Solution

This puzzle demonstrates the difference between three kinds of initialization: default initialization, direct initialization, and copy initialization. It also contains one red herring that isn't initialization at all. Let's consider the cases one by one.

T t; 

This is default initialization. This code declares a variable named t, of type T, which is initialized using the default constructor T::T().

T t(); 

A red herring. At first glance, it may look like just another variable declaration. In reality, it's a function declaration for a function named t that takes no parameters and returns a T object by value. (If you can't see this at first, consider that the above code is no different from writing something like int f(); which is clearly a function declaration.)

Some people suggest writing "auto T t();" in an attempt to use the auto storage class to show that, yes, they really want a default-constructed variable named t of type T. Allow me license for a small rant here. For one thing, that won't work on a standard-conforming compiler; the compiler will still parse it as a function declaration, and then reject it because you can't specify an auto storage class for a return value. For another thing, even if it did work, it would be wrong-headed, because there's already a simpler way to do what's wanted. If you want a default-constructed variable t of type T, then just write "T t;" and quit trying to confuse the poor maintenance programmers with unnecessary subtlety. Always prefer simple solutions to cute solutions. Never write code that's any more subtle than necessary.

T t(u); 

Assuming u is not the name of a type, this is direct initialization. The variable t is initialized directly from the value of u by calling T::T(u). (If u is a type name, this is a declaration even if there is also a variable named u in scope; see above.)

T t = u; 

This is copy initialization. The variable t is always initialized using T's copy constructor, possibly after calling another function.

Common Mistake

This is always initialization; it is never assignment, and so it never calls T::operator=(). Yes, I know there's an "=" character in there, but don't let that throw you. That's just a syntax holdover from C, not an assignment operation.

Here are the semantics:

• If u is of type T, this is the same as writing "T t(u);" and just calls T's copy constructor.
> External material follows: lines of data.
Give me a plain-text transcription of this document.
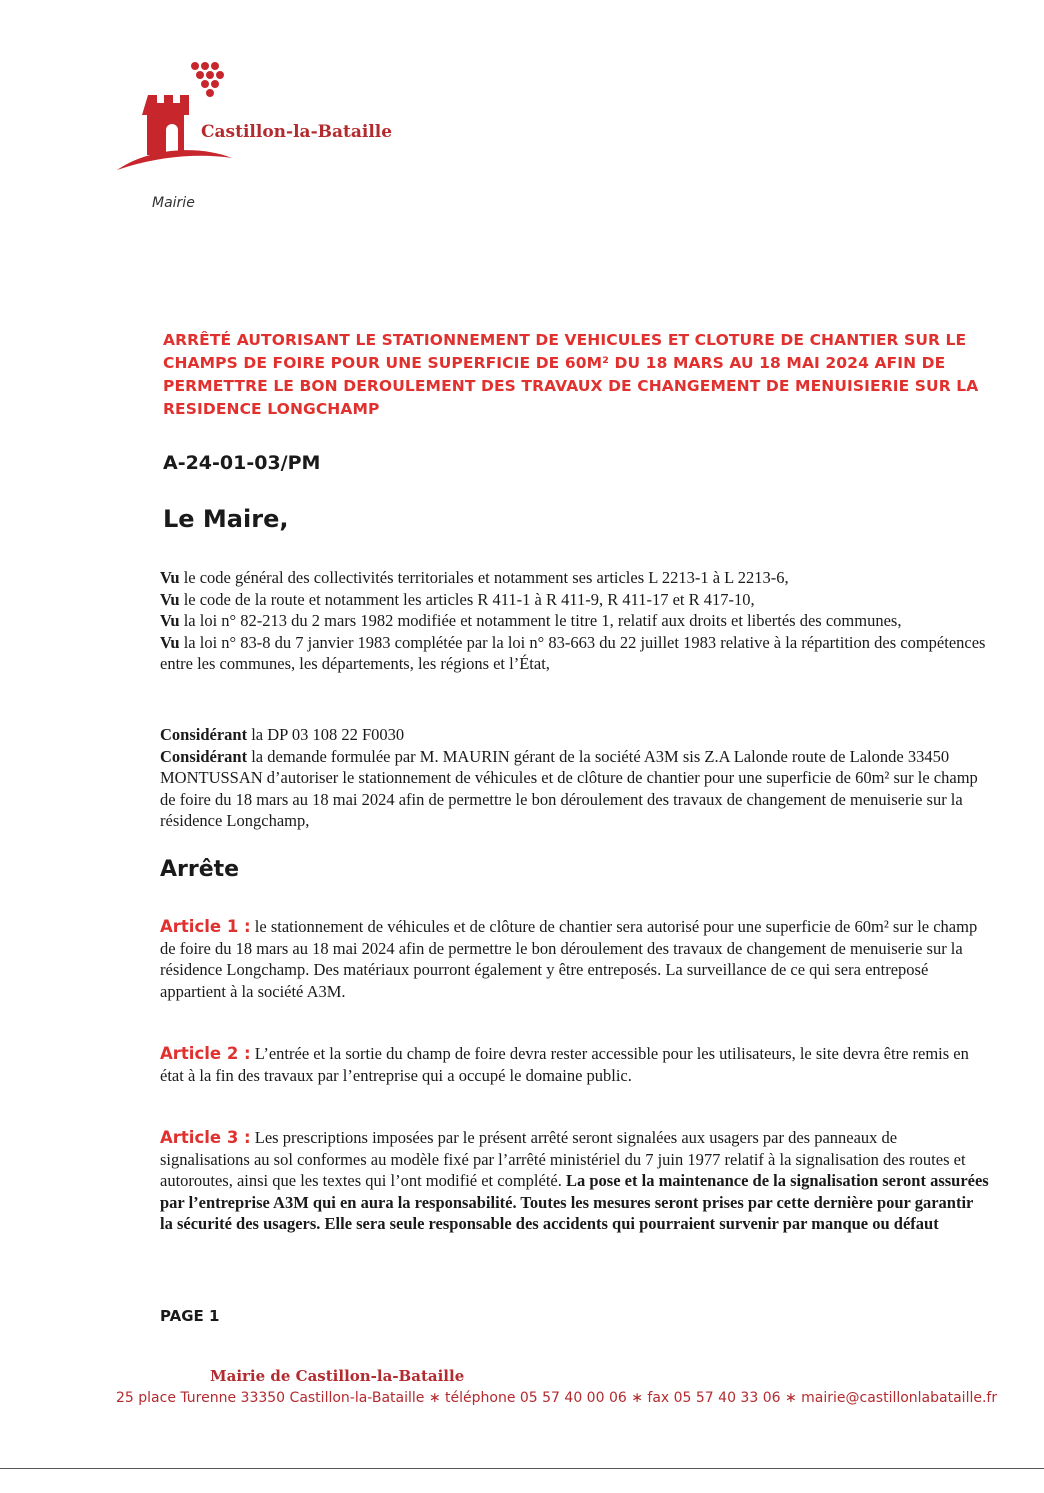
Castillon-la-Bataille
Mairie
ARRÊTÉ AUTORISANT LE STATIONNEMENT DE VEHICULES ET CLOTURE DE CHANTIER SUR LE CHAMPS DE FOIRE POUR UNE SUPERFICIE DE 60M² DU 18 MARS AU 18 MAI 2024 AFIN DE PERMETTRE LE BON DEROULEMENT DES TRAVAUX DE CHANGEMENT DE MENUISIERIE SUR LA RESIDENCE LONGCHAMP
A-24-01-03/PM
Le Maire,

Vu le code général des collectivités territoriales et notamment ses articles L 2213-1 à L 2213-6,

Vu le code de la route et notamment les articles R 411-1 à R 411-9, R 411-17 et R 417-10,

Vu la loi n° 82-213 du 2 mars 1982 modifiée et notamment le titre 1, relatif aux droits et libertés des communes,

Vu la loi n° 83-8 du 7 janvier 1983 complétée par la loi n° 83-663 du 22 juillet 1983 relative à la répartition des compétences entre les communes, les départements, les régions et l’État,

Considérant la DP 03 108 22 F0030

Considérant la demande formulée par M. MAURIN gérant de la société A3M sis Z.A Lalonde route de Lalonde 33450 MONTUSSAN d’autoriser le stationnement de véhicules et de clôture de chantier pour une superficie de 60m² sur le champ de foire du 18 mars au 18 mai 2024 afin de permettre le bon déroulement des travaux de changement de menuiserie sur la résidence Longchamp,

Arrête

Article 1 : le stationnement de véhicules et de clôture de chantier sera autorisé pour une superficie de 60m² sur le champ de foire du 18 mars au 18 mai 2024 afin de permettre le bon déroulement des travaux de changement de menuiserie sur la résidence Longchamp. Des matériaux pourront également y être entreposés. La surveillance de ce qui sera entreposé appartient à la société A3M.

Article 2 : L’entrée et la sortie du champ de foire devra rester accessible pour les utilisateurs, le site devra être remis en état à la fin des travaux par l’entreprise qui a occupé le domaine public.

Article 3 : Les prescriptions imposées par le présent arrêté seront signalées aux usagers par des panneaux de signalisations au sol conformes au modèle fixé par l’arrêté ministériel du 7 juin 1977 relatif à la signalisation des routes et autoroutes, ainsi que les textes qui l’ont modifié et complété. La pose et la maintenance de la signalisation seront assurées par l’entreprise A3M qui en aura la responsabilité. Toutes les mesures seront prises par cette dernière pour garantir la sécurité des usagers. Elle sera seule responsable des accidents qui pourraient survenir par manque ou défaut

PAGE 1
Mairie de Castillon-la-Bataille
25 place Turenne 33350 Castillon-la-Bataille ∗ téléphone 05 57 40 00 06 ∗ fax 05 57 40 33 06 ∗ mairie@castillonlabataille.fr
• If u is of some other type, then this has the meaning "T t( T(u) );"—that is, u is first converted to a temporary T object, and then t is copy-constructed from that. Note, however, that in this case the compiler is allowed to optimize away the "extra" copy and convert it to the direct-initialization form (that is, make it the same as "T t(u);"). If your compiler does this, the copy constructor must still be accessible. But if the copy constructor has side effects, then you may not get the results you expect, because the copy constructor's side effects may or may not happen, depending on whether the compiler performs the optimization or not.

Guideline

Prefer using the form "T t(u);" instead of "T t = u;" where possible. The former usually works wherever the latter works, and has other advantages—for example, it can take multiple parameters.